Today when asked what she would say to those debating whether to immunize their children or themselves against whooping cough, Zoraida doesn’t hesitate to answer,

“I understand people don’t want to see their child hurt. I hurts me to see Itzbell cry after a shot, BUT to see her suffer, to see her with an IV and tubes…to worry whether she’s going to make it. One or two pokes rather than 15 in the hospital.”

Zoraida’s message is clear – immunize

whooping cough, pertussis What can I do?
Make sure you and your children are protected and make sure you’re not going to give it to others.

  1. If your baby that is not yet able to have the vaccines, insist that visitors not visit when sick and that anyone close to baby is up to date on their vaccines.
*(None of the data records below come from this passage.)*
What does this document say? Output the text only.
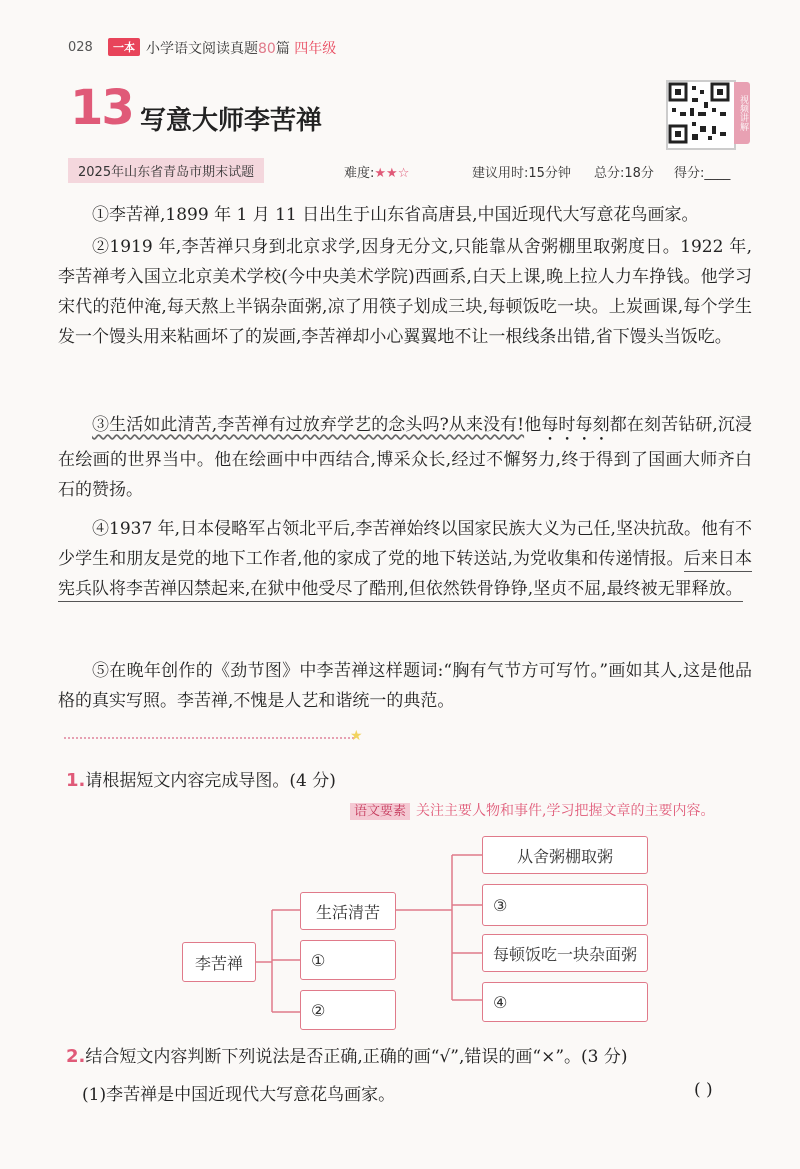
028	一本 小学语文阅读真题80篇 四年级
13 写意大师李苦禅	视频讲解
2025年山东省青岛市期末试题	难度:★★☆	建议用时:15分钟 总分:18分 得分:____
①李苦禅,1899 年 1 月 11 日出生于山东省高唐县,中国近现代大写意花鸟画家。
②1919 年,李苦禅只身到北京求学,因身无分文,只能靠从舍粥棚里取粥度日。1922 年,李苦禅考入国立北京美术学校(今中央美术学院)西画系,白天上课,晚上拉人力车挣钱。他学习宋代的范仲淹,每天熬上半锅杂面粥,凉了用筷子划成三块,每顿饭吃一块。上炭画课,每个学生发一个馒头用来粘画坏了的炭画,李苦禅却小心翼翼地不让一根线条出错,省下馒头当饭吃。
③生活如此清苦,李苦禅有过放弃学艺的念头吗?从来没有!他每时每刻都在刻苦钻研,沉浸在绘画的世界当中。他在绘画中中西结合,博采众长,经过不懈努力,终于得到了国画大师齐白石的赞扬。
④1937 年,日本侵略军占领北平后,李苦禅始终以国家民族大义为己任,坚决抗敌。他有不少学生和朋友是党的地下工作者,他的家成了党的地下转送站,为党收集和传递情报。后来日本宪兵队将李苦禅囚禁起来,在狱中他受尽了酷刑,但依然铁骨铮铮,坚贞不屈,最终被无罪释放。
⑤在晚年创作的《劲节图》中李苦禅这样题词:“胸有气节方可写竹。”画如其人,这是他品格的真实写照。李苦禅,不愧是人艺和谐统一的典范。
★
1.请根据短文内容完成导图。(4 分)
语文要素 关注主要人物和事件,学习把握文章的主要内容。
李苦禅
生活清苦
①
②
从舍粥棚取粥
③
每顿饭吃一块杂面粥
④
2.结合短文内容判断下列说法是否正确,正确的画“√”,错误的画“×”。(3 分)
(1)李苦禅是中国近现代大写意花鸟画家。	( )
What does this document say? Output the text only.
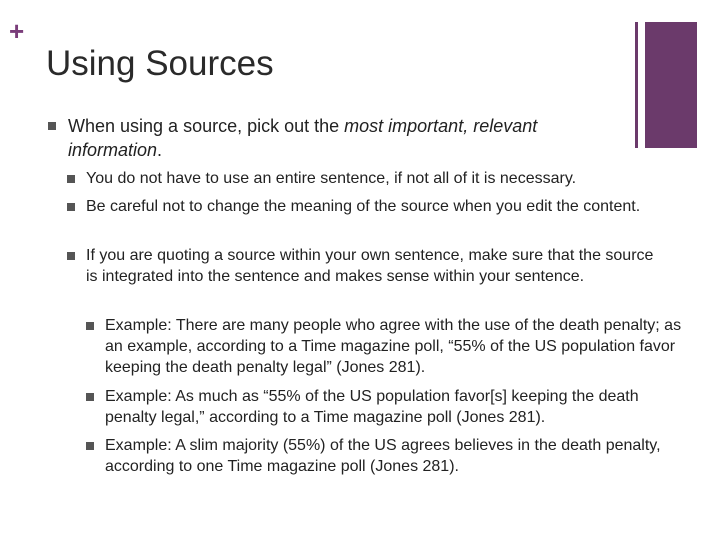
+
Using Sources
When using a source, pick out the most important, relevant information.
You do not have to use an entire sentence, if not all of it is necessary.
Be careful not to change the meaning of the source when you edit the content.
If you are quoting a source within your own sentence, make sure that the source is integrated into the sentence and makes sense within your sentence.
Example: There are many people who agree with the use of the death penalty; as an example, according to a Time magazine poll, “55% of the US population favor keeping the death penalty legal” (Jones 281).
Example: As much as “55% of the US population favor[s] keeping the death penalty legal,” according to a Time magazine poll (Jones 281).
Example: A slim majority (55%) of the US agrees believes in the death penalty, according to one Time magazine poll (Jones 281).
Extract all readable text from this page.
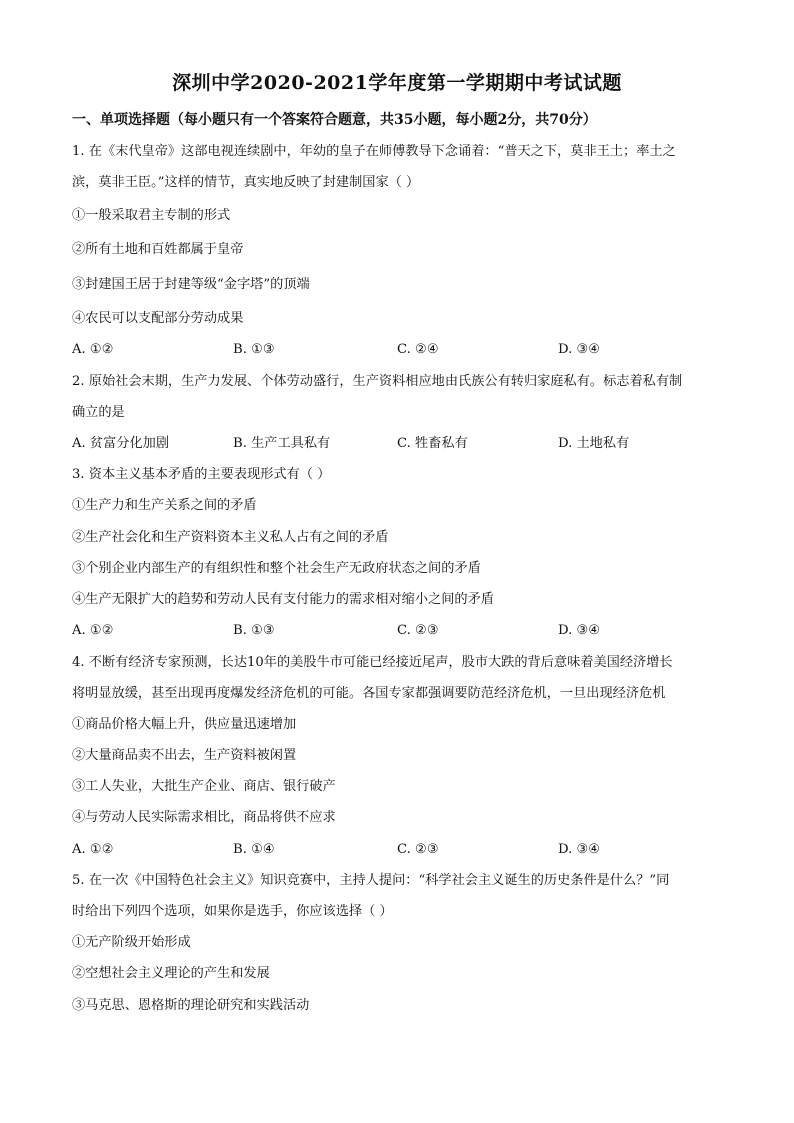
深圳中学2020-2021学年度第一学期期中考试试题
一、单项选择题（每小题只有一个答案符合题意，共35小题，每小题2分，共70分）
1. 在《末代皇帝》这部电视连续剧中，年幼的皇子在师傅教导下念诵着：“普天之下，莫非王土；率土之
滨，莫非王臣。”这样的情节，真实地反映了封建制国家（ ）
①一般采取君主专制的形式
②所有土地和百姓都属于皇帝
③封建国王居于封建等级“金字塔”的顶端
④农民可以支配部分劳动成果
A. ①②	B. ①③	C. ②④	D. ③④
2. 原始社会末期，生产力发展、个体劳动盛行，生产资料相应地由氏族公有转归家庭私有。标志着私有制
确立的是
A. 贫富分化加剧	B. 生产工具私有	C. 牲畜私有	D. 土地私有
3. 资本主义基本矛盾的主要表现形式有（ ）
①生产力和生产关系之间的矛盾
②生产社会化和生产资料资本主义私人占有之间的矛盾
③个别企业内部生产的有组织性和整个社会生产无政府状态之间的矛盾
④生产无限扩大的趋势和劳动人民有支付能力的需求相对缩小之间的矛盾
A. ①②	B. ①③	C. ②③	D. ③④
4. 不断有经济专家预测，长达10年的美股牛市可能已经接近尾声，股市大跌的背后意味着美国经济增长
将明显放缓，甚至出现再度爆发经济危机的可能。各国专家都强调要防范经济危机，一旦出现经济危机
①商品价格大幅上升，供应量迅速增加
②大量商品卖不出去，生产资料被闲置
③工人失业，大批生产企业、商店、银行破产
④与劳动人民实际需求相比，商品将供不应求
A. ①②	B. ①④	C. ②③	D. ③④
5. 在一次《中国特色社会主义》知识竞赛中，主持人提问：“科学社会主义诞生的历史条件是什么？”同
时给出下列四个选项，如果你是选手，你应该选择（ ）
①无产阶级开始形成
②空想社会主义理论的产生和发展
③马克思、恩格斯的理论研究和实践活动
The vaccine does wane after several years
  1. Make sure your children get a booster shot by 11 years old to protect against whooping cough, diphtheria, and tetanus.
  2. Adults.
    When you get your every 10-year tetanus and diphtheria vaccine make sure it includes vaccination again whooping cough. T-dap.
    This doesn’t just protect you, but also the risk of transmitting whooping cough to infants.

Pregnant women:
It is recommended by the Centers for Disease Control that pregnant women receive the pertussis vaccine between 27 weeks and 36 weeks of gestation.